Tactile books are essential in promoting braille literacy in young children.  To add another suggestion to your list of possible books, I would suggest concept books.  These books are similar to the experience books you explained.  They are also made by an adult and a child teaming up together but instead of an experience they share, like going to the beach or going to lunch, these books focus on aspects of the environment. Suggestions for book topics could include directions, pointy objects, numbers, big and small, curves, fasteners, and textures.  Creating and reading these books is a great way to integrate braille into a child’s everyday life.

B/VI children should have access to literature through books just like sighted children.  Making your own books is a great way to ensure your student/child has the opportunity to model reading at an early age.  This experience will enable them to understand the connection between the written word and the spoken word.
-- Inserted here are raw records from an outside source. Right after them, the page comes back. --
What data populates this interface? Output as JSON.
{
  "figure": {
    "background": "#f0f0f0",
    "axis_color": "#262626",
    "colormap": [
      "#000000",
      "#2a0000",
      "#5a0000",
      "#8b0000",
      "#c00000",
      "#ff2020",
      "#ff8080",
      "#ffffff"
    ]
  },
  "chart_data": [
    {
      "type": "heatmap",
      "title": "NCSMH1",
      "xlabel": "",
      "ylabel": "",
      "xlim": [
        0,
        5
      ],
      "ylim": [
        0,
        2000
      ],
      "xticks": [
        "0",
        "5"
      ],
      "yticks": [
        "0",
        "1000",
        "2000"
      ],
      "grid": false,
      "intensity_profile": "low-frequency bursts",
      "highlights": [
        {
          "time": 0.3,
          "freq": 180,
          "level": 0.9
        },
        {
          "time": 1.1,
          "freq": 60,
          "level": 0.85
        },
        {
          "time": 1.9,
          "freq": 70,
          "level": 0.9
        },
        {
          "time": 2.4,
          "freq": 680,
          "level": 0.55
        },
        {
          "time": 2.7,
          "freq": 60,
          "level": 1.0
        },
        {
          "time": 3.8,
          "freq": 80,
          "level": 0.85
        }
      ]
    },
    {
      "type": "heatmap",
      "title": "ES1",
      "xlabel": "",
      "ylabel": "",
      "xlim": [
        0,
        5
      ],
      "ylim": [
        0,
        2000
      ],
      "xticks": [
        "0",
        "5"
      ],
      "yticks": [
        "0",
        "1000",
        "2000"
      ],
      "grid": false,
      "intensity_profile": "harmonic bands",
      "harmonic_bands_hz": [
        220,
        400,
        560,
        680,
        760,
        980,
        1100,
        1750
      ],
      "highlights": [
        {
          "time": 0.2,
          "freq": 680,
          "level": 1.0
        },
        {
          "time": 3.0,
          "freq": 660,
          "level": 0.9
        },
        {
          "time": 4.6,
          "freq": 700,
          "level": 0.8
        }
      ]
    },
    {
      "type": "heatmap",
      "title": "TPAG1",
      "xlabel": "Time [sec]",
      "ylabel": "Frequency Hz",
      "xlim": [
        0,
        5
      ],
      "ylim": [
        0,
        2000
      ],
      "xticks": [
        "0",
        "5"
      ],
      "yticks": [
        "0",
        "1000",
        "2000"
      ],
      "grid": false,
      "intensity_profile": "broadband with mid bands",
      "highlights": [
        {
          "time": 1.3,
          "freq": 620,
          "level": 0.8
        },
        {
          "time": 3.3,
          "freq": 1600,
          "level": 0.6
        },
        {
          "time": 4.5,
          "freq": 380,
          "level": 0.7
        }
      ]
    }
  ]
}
Swenson, A. M. (1999). Beginning with braille: Firsthand experiences with a balanced approach to literacy. New York: AFB Press.

pp, 29-31

 

Supporting Literacy Skills

Posted by Heather

Hello Holly,

Reading your post was really informative. As I am fairly new to this field, I appreciate your great ideas to support early literacy development in infants and children who have a visual impairment.  I found the discussion about children with disabilities quite valuable. 

Many of the students I work with have serious medical complications in addition to their visual impairment.  I think we need to remind ourselves as educators that this population has not experienced a typical early childhood and may have had more time in hospitals or atypical environments.   This means that they have missed out on opportunities for learning in the same ways and degrees as their typically developing peers.  We cannot assume that they are developing concepts at the same rate and in the same way as their peers.  These need to be taught, assessed, practiced, reviewed, and repeated. 

Not having the same types of literacy experiences with parents and other children certainly will have an effect on their literacy development.  It takes a lot more effort to create purposeful and meaningful literacy opportunities that are equal to that for a typically developing child.  You have some wonderful ideas about creating tactile and experience books.  I think that is so important to encourage a variety of tactile activities to support discrimination skills necessary for learning Braille and learning more about the objects in the environment.  It also supports developing early book related concepts including the idea that books are written by people who use words (text and Braille) to share their message. 

Introducing a variety of books-tactile, audio, twin vision etc, supports a literacy rich environment and encourages children to participate in reading and writing activities for different purposes.  Your suggestion of making books that relate to their individual and specific experiences supports concept development and creates meaningful connections for the child.

Swenson, A. M. (1999). Beginning with braille: Firsthand experiences with a balanced approach to literacy. New York: AFB Press.